31 766 Wijziging van de Wet van 6 maart 2003, houdende bepalingen met betrekking tot het toezicht op collectieve beheersorganisaties voor auteurs- en naburige rechten

F BRIEF VAN DE STAATSSECRETARIS VAN VEILIGHEID EN JUSTITIE

Aan de Voorzitter van de Eerste Kamer der Staten-Generaal

Den Haag, 23 november 2012

In mijn brief van 20 november jl.1 heb ik een aantal vragen van fractieleden van de VVD en D66 beantwoord over de verhouding tussen het richtlijnvoorstel inzake collectief rechtenbeheer2 en het bij uw Kamer aanhangige voorstel tot wijziging van de Wet toezicht collectieve beheersorganisaties auteurs- en naburige rechten.3

In aanvulling op deze brief wil ik onder uw aandacht brengen dat artikel V van het voornoemde wetsvoorstel de mogelijkheid biedt om de inwerkingtreding voor de verschillende artikelen of onderdelen daarvan verschillend vast te stellen.

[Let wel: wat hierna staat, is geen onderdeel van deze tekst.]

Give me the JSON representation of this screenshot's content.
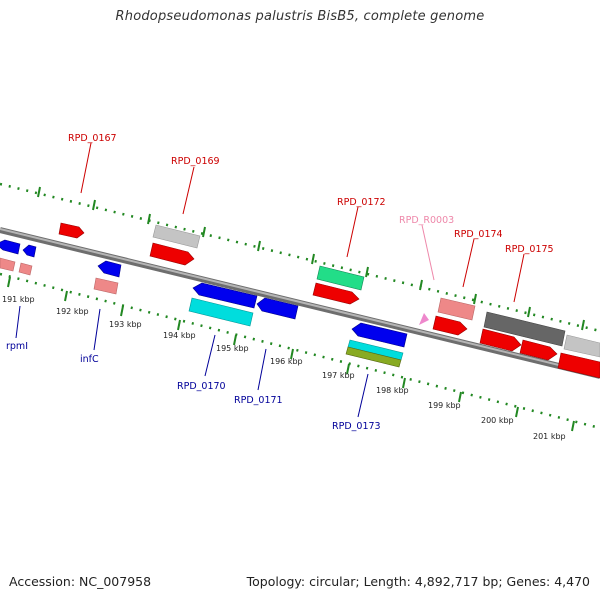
{
  "title": "Rhodopseudomonas palustris BisB5, complete genome",
  "footer": {
    "accession": "Accession: NC_007958",
    "summary": "Topology: circular; Length: 4,892,717 bp; Genes: 4,470"
  },
  "scale": {
    "ticks": [
      "191 kbp",
      "192 kbp",
      "193 kbp",
      "194 kbp",
      "195 kbp",
      "196 kbp",
      "197 kbp",
      "198 kbp",
      "199 kbp",
      "200 kbp",
      "201 kbp"
    ]
  },
  "gene_labels": {
    "top": [
      {
        "text": "RPD_0167",
        "color": "#cc0000"
      },
      {
        "text": "RPD_0169",
        "color": "#cc0000"
      },
      {
        "text": "RPD_0172",
        "color": "#cc0000"
      },
      {
        "text": "RPD_R0003",
        "color": "#ee88aa"
      },
      {
        "text": "RPD_0174",
        "color": "#cc0000"
      },
      {
        "text": "RPD_0175",
        "color": "#cc0000"
      }
    ],
    "bottom": [
      {
        "text": "rpmI",
        "color": "#000099"
      },
      {
        "text": "infC",
        "color": "#000099"
      },
      {
        "text": "RPD_0170",
        "color": "#000099"
      },
      {
        "text": "RPD_0171",
        "color": "#000099"
      },
      {
        "text": "RPD_0173",
        "color": "#000099"
      }
    ]
  },
  "colors": {
    "backbone": "#888888",
    "tick_marks": "#228822",
    "forward_cds": "#ff0000",
    "reverse_cds": "#0000ee",
    "pseudo_light": "#ee8888",
    "grey_feature": "#bbbbbb",
    "dark_grey_feature": "#666666",
    "green_feature": "#22dd88",
    "cyan_feature": "#00dddd",
    "olive_feature": "#88aa22",
    "rna_feature": "#ee88cc"
  }
}
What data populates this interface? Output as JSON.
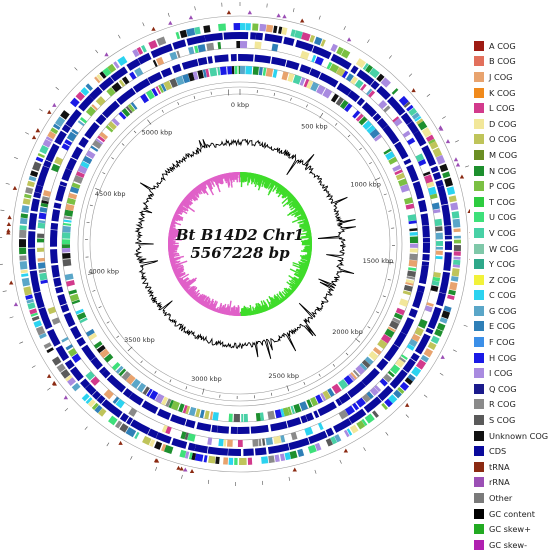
{
  "genome": {
    "name": "Bt B14D2 Chr1",
    "length_label": "5567228 bp"
  },
  "scale_labels": [
    "0 kbp",
    "500 kbp",
    "1000 kbp",
    "1500 kbp",
    "2000 kbp",
    "2500 kbp",
    "3000 kbp",
    "3500 kbp",
    "4000 kbp",
    "4500 kbp",
    "5000 kbp"
  ],
  "legend": [
    {
      "label": "A COG",
      "color": "#9e1b13"
    },
    {
      "label": "B COG",
      "color": "#e2705c"
    },
    {
      "label": "J COG",
      "color": "#e8a36e"
    },
    {
      "label": "K COG",
      "color": "#f08a1c"
    },
    {
      "label": "L COG",
      "color": "#d23a8c"
    },
    {
      "label": "D COG",
      "color": "#f2e79a"
    },
    {
      "label": "O COG",
      "color": "#bfc45a"
    },
    {
      "label": "M COG",
      "color": "#6b8e23"
    },
    {
      "label": "N COG",
      "color": "#1d8f2e"
    },
    {
      "label": "P COG",
      "color": "#7bc043"
    },
    {
      "label": "T COG",
      "color": "#2ecc40"
    },
    {
      "label": "U COG",
      "color": "#3ee07a"
    },
    {
      "label": "V COG",
      "color": "#48d1a6"
    },
    {
      "label": "W COG",
      "color": "#7fc8a9"
    },
    {
      "label": "Y COG",
      "color": "#2ea88a"
    },
    {
      "label": "Z COG",
      "color": "#f2f23a"
    },
    {
      "label": "C COG",
      "color": "#2bd3f0"
    },
    {
      "label": "G COG",
      "color": "#5aa6c8"
    },
    {
      "label": "E COG",
      "color": "#2f7fb7"
    },
    {
      "label": "F COG",
      "color": "#3b8fe8"
    },
    {
      "label": "H COG",
      "color": "#1a1ae6"
    },
    {
      "label": "I COG",
      "color": "#a98be0"
    },
    {
      "label": "Q COG",
      "color": "#1a1a8c"
    },
    {
      "label": "R COG",
      "color": "#8a8a8a"
    },
    {
      "label": "S COG",
      "color": "#5a5a5a"
    },
    {
      "label": "Unknown COG",
      "color": "#111111"
    },
    {
      "label": "CDS",
      "color": "#0a0a9c"
    },
    {
      "label": "tRNA",
      "color": "#8b2a12"
    },
    {
      "label": "rRNA",
      "color": "#9b4fb5"
    },
    {
      "label": "Other",
      "color": "#7a7a7a"
    },
    {
      "label": "GC content",
      "color": "#000000"
    },
    {
      "label": "GC skew+",
      "color": "#22aa22"
    },
    {
      "label": "GC skew-",
      "color": "#b020b0"
    }
  ],
  "colors": {
    "cds": "#0a0a9c",
    "trna": "#8b2a12",
    "rrna": "#9b4fb5",
    "gc_content": "#000000",
    "gc_skew_pos": "#3fdc2a",
    "gc_skew_neg": "#e060c8",
    "ring_line": "#9a9a9a",
    "cog_mix": [
      "#1a1ae6",
      "#2bd3f0",
      "#5aa6c8",
      "#2f7fb7",
      "#7bc043",
      "#48d1a6",
      "#bfc45a",
      "#a98be0",
      "#e8a36e",
      "#3ee07a",
      "#f2e79a",
      "#1d8f2e",
      "#8a8a8a",
      "#5a5a5a",
      "#d23a8c",
      "#111111"
    ]
  }
}
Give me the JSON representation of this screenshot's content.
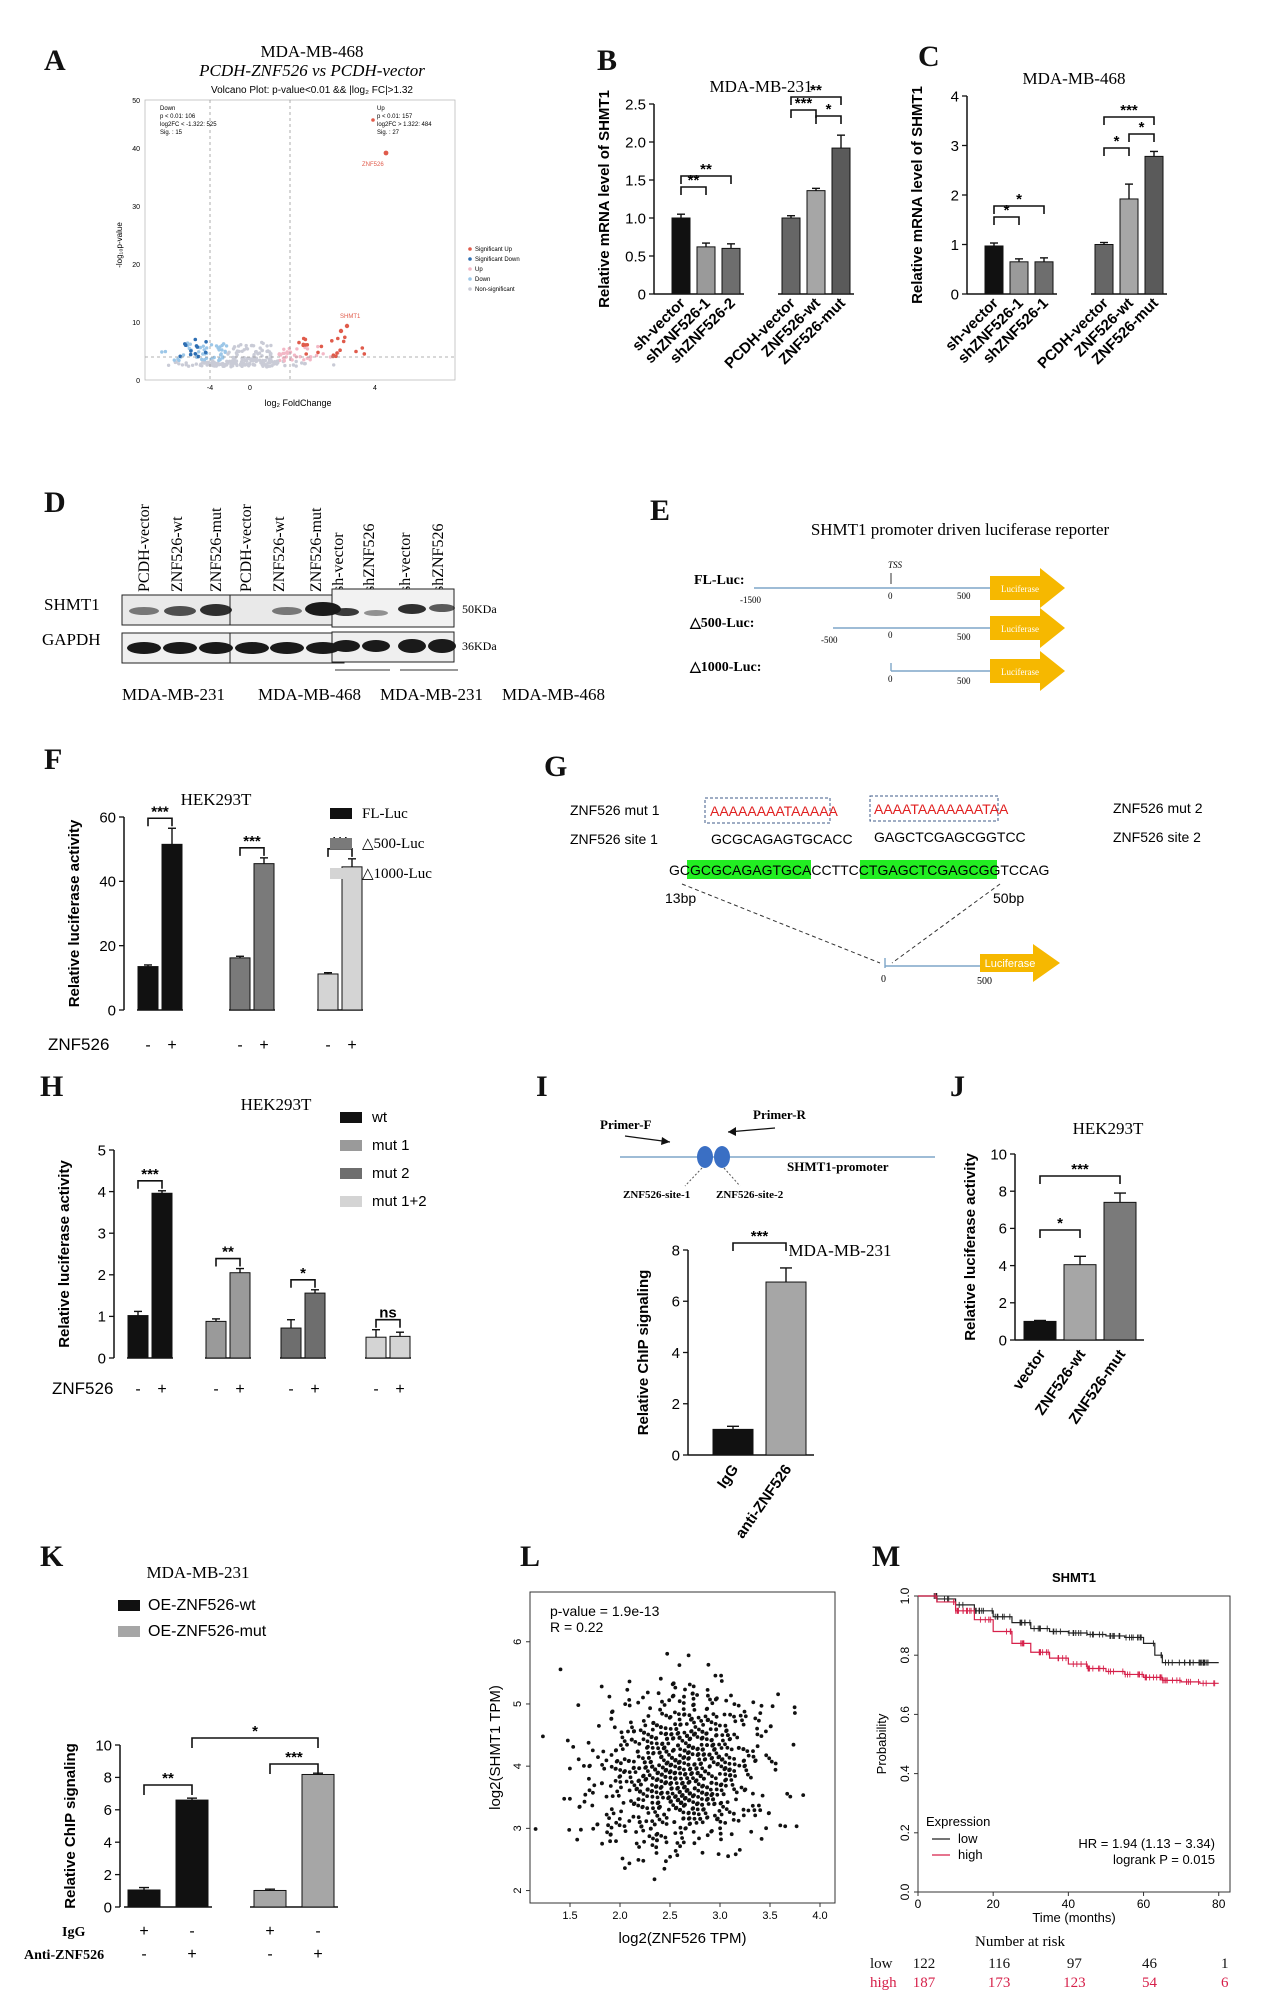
{
  "panel_letters": [
    "A",
    "B",
    "C",
    "D",
    "E",
    "F",
    "G",
    "H",
    "I",
    "J",
    "K",
    "L",
    "M"
  ],
  "panelA": {
    "title1": "MDA-MB-468",
    "title2": "PCDH-ZNF526 vs PCDH-vector",
    "subtitle": "Volcano Plot: p-value<0.01 && |log₂ FC|>1.32",
    "down_box": [
      "Down",
      "p < 0.01: 106",
      "log2FC < -1.322: 525",
      "Sig. : 15"
    ],
    "up_box": [
      "Up",
      "p < 0.01: 157",
      "log2FC > 1.322: 484",
      "Sig. : 27"
    ],
    "legend": [
      "Significant Up",
      "Significant Down",
      "Up",
      "Down",
      "Non-significant"
    ],
    "ylabel": "-log₁₀p-value",
    "xlabel": "log₂ FoldChange",
    "yticks": [
      "0",
      "10",
      "20",
      "30",
      "40",
      "50"
    ],
    "xticks": [
      "-4",
      "0",
      "4"
    ],
    "labels": [
      "ZNF526",
      "SHMT1"
    ],
    "colors": {
      "sig_up": "#e05b4b",
      "sig_down": "#2e6fb3",
      "up": "#f3b8c6",
      "down": "#9cc7e8",
      "ns": "#c9cbd6"
    }
  },
  "panelD": {
    "lanes_left": [
      "PCDH-vector",
      "ZNF526-wt",
      "ZNF526-mut"
    ],
    "lanes_mid": [
      "PCDH-vector",
      "ZNF526-wt",
      "ZNF526-mut"
    ],
    "lanes_right": [
      "sh-vector",
      "shZNF526",
      "sh-vector",
      "shZNF526"
    ],
    "rows": [
      "SHMT1",
      "GAPDH"
    ],
    "kda": [
      "50KDa",
      "36KDa"
    ],
    "cells": [
      "MDA-MB-231",
      "MDA-MB-468",
      "MDA-MB-231",
      "MDA-MB-468"
    ]
  },
  "panelE": {
    "title": "SHMT1 promoter driven luciferase reporter",
    "constructs": [
      "FL-Luc:",
      "△500-Luc:",
      "△1000-Luc:"
    ],
    "positions": [
      "-1500",
      "-500",
      "0",
      "500",
      "TSS"
    ],
    "box": "Luciferase"
  },
  "panelG": {
    "mut1_label": "ZNF526 mut 1",
    "site1_label": "ZNF526 site 1",
    "mut2_label": "ZNF526 mut 2",
    "site2_label": "ZNF526 site 2",
    "mut1_seq": "AAAAAAAATAAAAA",
    "mut2_seq": "AAAATAAAAAAATAA",
    "site1_seq": "GCGCAGAGTGCACC",
    "site2_seq": "GAGCTCGAGCGGTCC",
    "full_pre": "GC",
    "full_site1": "GCGCAGAGTGCACC",
    "full_mid": "TTCCT",
    "full_site2": "GAGCTCGAGCGGTCC",
    "full_post": "AG",
    "bp_left": "13bp",
    "bp_right": "50bp",
    "pos0": "0",
    "pos500": "500",
    "box": "Luciferase"
  },
  "panelI": {
    "primer_f": "Primer-F",
    "primer_r": "Primer-R",
    "promoter": "SHMT1-promoter",
    "site1": "ZNF526-site-1",
    "site2": "ZNF526-site-2"
  },
  "panelL": {
    "pvalue": "p-value = 1.9e-13",
    "r": "R = 0.22",
    "xlabel": "log2(ZNF526 TPM)",
    "ylabel": "log2(SHMT1 TPM)"
  },
  "panelM": {
    "title": "SHMT1",
    "ylabel": "Probability",
    "xlabel": "Time (months)",
    "legend_title": "Expression",
    "legend": [
      "low",
      "high"
    ],
    "hr": "HR = 1.94 (1.13 − 3.34)",
    "logrank": "logrank P = 0.015",
    "risk_title": "Number at risk",
    "risk_rows": [
      {
        "label": "low",
        "values": [
          "122",
          "116",
          "97",
          "46",
          "1"
        ],
        "color": "#111111"
      },
      {
        "label": "high",
        "values": [
          "187",
          "173",
          "123",
          "54",
          "6"
        ],
        "color": "#d6204a"
      }
    ]
  },
  "chart_data": [
    {
      "id": "B",
      "type": "bar",
      "title": "MDA-MB-231",
      "ylabel": "Relative mRNA level of SHMT1",
      "ylim": [
        0,
        2.5
      ],
      "yticks": [
        "0",
        "0.5",
        "1.0",
        "1.5",
        "2.0",
        "2.5"
      ],
      "categories": [
        "sh-vector",
        "shZNF526-1",
        "shZNF526-2",
        "PCDH-vector",
        "ZNF526-wt",
        "ZNF526-mut"
      ],
      "values": [
        1.0,
        0.62,
        0.6,
        1.0,
        1.36,
        1.92
      ],
      "errors": [
        0.05,
        0.05,
        0.06,
        0.03,
        0.03,
        0.17
      ],
      "colors": [
        "#111111",
        "#9a9a9a",
        "#6e6e6e",
        "#666666",
        "#a6a6a6",
        "#5a5a5a"
      ],
      "significance": [
        {
          "from": 0,
          "to": 1,
          "label": "**"
        },
        {
          "from": 0,
          "to": 2,
          "label": "**"
        },
        {
          "from": 3,
          "to": 4,
          "label": "***"
        },
        {
          "from": 4,
          "to": 5,
          "label": "*"
        },
        {
          "from": 3,
          "to": 5,
          "label": "**"
        }
      ]
    },
    {
      "id": "C",
      "type": "bar",
      "title": "MDA-MB-468",
      "ylabel": "Relative mRNA level of SHMT1",
      "ylim": [
        0,
        4
      ],
      "yticks": [
        "0",
        "1",
        "2",
        "3",
        "4"
      ],
      "categories": [
        "sh-vector",
        "shZNF526-1",
        "shZNF526-1",
        "PCDH-vector",
        "ZNF526-wt",
        "ZNF526-mut"
      ],
      "values": [
        0.97,
        0.65,
        0.65,
        1.0,
        1.92,
        2.78
      ],
      "errors": [
        0.06,
        0.06,
        0.08,
        0.04,
        0.3,
        0.1
      ],
      "colors": [
        "#111111",
        "#9a9a9a",
        "#6e6e6e",
        "#666666",
        "#a6a6a6",
        "#5a5a5a"
      ],
      "significance": [
        {
          "from": 0,
          "to": 1,
          "label": "*"
        },
        {
          "from": 0,
          "to": 2,
          "label": "*"
        },
        {
          "from": 3,
          "to": 4,
          "label": "*"
        },
        {
          "from": 4,
          "to": 5,
          "label": "*"
        },
        {
          "from": 3,
          "to": 5,
          "label": "***"
        }
      ]
    },
    {
      "id": "F",
      "type": "bar",
      "title": "HEK293T",
      "ylabel": "Relative luciferase activity",
      "ylim": [
        0,
        60
      ],
      "yticks": [
        "0",
        "20",
        "40",
        "60"
      ],
      "condition_label": "ZNF526",
      "series": [
        {
          "name": "FL-Luc",
          "color": "#111111",
          "values": [
            13.5,
            51.5
          ]
        },
        {
          "name": "△500-Luc",
          "color": "#7a7a7a",
          "values": [
            16.2,
            45.5
          ]
        },
        {
          "name": "△1000-Luc",
          "color": "#d4d4d4",
          "values": [
            11.2,
            44.5
          ]
        }
      ],
      "errors": [
        [
          0.5,
          5
        ],
        [
          0.5,
          1.8
        ],
        [
          0.4,
          2.5
        ]
      ],
      "signs": [
        "-",
        "+"
      ],
      "significance": [
        "***",
        "***",
        "***"
      ]
    },
    {
      "id": "H",
      "type": "bar",
      "title": "HEK293T",
      "ylabel": "Relative luciferase activity",
      "ylim": [
        0,
        5
      ],
      "yticks": [
        "0",
        "1",
        "2",
        "3",
        "4",
        "5"
      ],
      "condition_label": "ZNF526",
      "series": [
        {
          "name": "wt",
          "color": "#111111",
          "values": [
            1.02,
            3.96
          ]
        },
        {
          "name": "mut 1",
          "color": "#9a9a9a",
          "values": [
            0.88,
            2.05
          ]
        },
        {
          "name": "mut 2",
          "color": "#6e6e6e",
          "values": [
            0.72,
            1.56
          ]
        },
        {
          "name": "mut 1+2",
          "color": "#d4d4d4",
          "values": [
            0.5,
            0.52
          ]
        }
      ],
      "errors": [
        [
          0.1,
          0.06
        ],
        [
          0.06,
          0.1
        ],
        [
          0.2,
          0.08
        ],
        [
          0.18,
          0.1
        ]
      ],
      "signs": [
        "-",
        "+"
      ],
      "significance": [
        "***",
        "**",
        "*",
        "ns"
      ]
    },
    {
      "id": "I",
      "type": "bar",
      "title": "MDA-MB-231",
      "ylabel": "Relative ChIP signaling",
      "ylim": [
        0,
        8
      ],
      "yticks": [
        "0",
        "2",
        "4",
        "6",
        "8"
      ],
      "categories": [
        "IgG",
        "anti-ZNF526"
      ],
      "values": [
        1.0,
        6.75
      ],
      "errors": [
        0.12,
        0.55
      ],
      "colors": [
        "#111111",
        "#a6a6a6"
      ],
      "significance": [
        {
          "from": 0,
          "to": 1,
          "label": "***"
        }
      ]
    },
    {
      "id": "J",
      "type": "bar",
      "title": "HEK293T",
      "ylabel": "Relative luciferase activity",
      "ylim": [
        0,
        10
      ],
      "yticks": [
        "0",
        "2",
        "4",
        "6",
        "8",
        "10"
      ],
      "categories": [
        "vector",
        "ZNF526-wt",
        "ZNF526-mut"
      ],
      "values": [
        1.0,
        4.05,
        7.4
      ],
      "errors": [
        0.05,
        0.45,
        0.5
      ],
      "colors": [
        "#111111",
        "#a6a6a6",
        "#7a7a7a"
      ],
      "significance": [
        {
          "from": 0,
          "to": 1,
          "label": "*"
        },
        {
          "from": 0,
          "to": 2,
          "label": "***"
        }
      ]
    },
    {
      "id": "K",
      "type": "bar",
      "title": "MDA-MB-231",
      "ylabel": "Relative ChIP signaling",
      "ylim": [
        0,
        10
      ],
      "yticks": [
        "0",
        "2",
        "4",
        "6",
        "8",
        "10"
      ],
      "series": [
        {
          "name": "OE-ZNF526-wt",
          "color": "#111111",
          "values": [
            1.05,
            6.6
          ]
        },
        {
          "name": "OE-ZNF526-mut",
          "color": "#a6a6a6",
          "values": [
            1.02,
            8.18
          ]
        }
      ],
      "errors": [
        [
          0.15,
          0.12
        ],
        [
          0.08,
          0.08
        ]
      ],
      "row_labels": [
        "IgG",
        "Anti-ZNF526"
      ],
      "igg_signs": [
        "+",
        "-",
        "+",
        "-"
      ],
      "anti_signs": [
        "-",
        "+",
        "-",
        "+"
      ],
      "significance": [
        "**",
        "***",
        "*"
      ]
    },
    {
      "id": "L",
      "type": "scatter",
      "xlabel": "log2(ZNF526 TPM)",
      "ylabel": "log2(SHMT1 TPM)",
      "xlim": [
        1.1,
        4.15
      ],
      "ylim": [
        1.8,
        6.8
      ],
      "xticks": [
        "1.5",
        "2.0",
        "2.5",
        "3.0",
        "3.5",
        "4.0"
      ],
      "yticks": [
        "2",
        "3",
        "4",
        "5",
        "6"
      ],
      "n_points": 900,
      "x_center": 2.62,
      "y_center": 3.95
    },
    {
      "id": "M",
      "type": "line",
      "title": "SHMT1",
      "xlabel": "Time (months)",
      "ylabel": "Probability",
      "xlim": [
        0,
        83
      ],
      "ylim": [
        0,
        1.0
      ],
      "xticks": [
        "0",
        "20",
        "40",
        "60",
        "80"
      ],
      "yticks": [
        "0.0",
        "0.2",
        "0.4",
        "0.6",
        "0.8",
        "1.0"
      ],
      "series": [
        {
          "name": "low",
          "color": "#222222",
          "x": [
            0,
            5,
            10,
            15,
            20,
            25,
            30,
            35,
            40,
            45,
            50,
            55,
            60,
            63,
            65,
            70,
            75,
            80
          ],
          "y": [
            1.0,
            0.99,
            0.97,
            0.95,
            0.93,
            0.91,
            0.89,
            0.88,
            0.875,
            0.87,
            0.865,
            0.86,
            0.84,
            0.8,
            0.775,
            0.775,
            0.775,
            0.775
          ]
        },
        {
          "name": "high",
          "color": "#d6204a",
          "x": [
            0,
            5,
            10,
            15,
            20,
            25,
            30,
            35,
            40,
            45,
            50,
            55,
            60,
            65,
            70,
            75,
            80
          ],
          "y": [
            1.0,
            0.98,
            0.95,
            0.92,
            0.88,
            0.84,
            0.81,
            0.79,
            0.77,
            0.755,
            0.745,
            0.735,
            0.725,
            0.715,
            0.71,
            0.705,
            0.705
          ]
        }
      ]
    }
  ]
}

Mocht ik daartoe worden uitgenodigd door de Eerste Kamer, dan ben ik bereid om de inwerkingtreding van de in artikel 2, vierde lid, van het wetsvoorstel opgenomen regeling voor beleggingen van collectieve beheersorganisaties aan te houden in afwachting van de nadere ontwikkelingen rond het richtlijnvoorstel.

Deze mogelijkheid is ook met de Tweede Kamer besproken tijdens het algemeen overleg auteursrecht in de Tweede Kamer op donderdag 22 november jl..

De staatssecretaris van Veiligheid en Justitie, F. Teeven


X Noot
1

Eerste Kamer, vergaderjaar 2012–2013, 33 444 / 31 766, B.

X Noot
2

Voorstel voor een richtlijn van het Europees Parlement en de Raad van 11 juli 2012 betreffende het collectieve beheer van auteursrechten en naburige rechten en de

multiterritoriale licentieverlening van rechten inzake muziekwerken voor onlinegebruik

op de interne markt, COM(2012)372 final.

X Noot
3

Eerste Kamer, vergaderjaar 2011–2012, 31 766, A.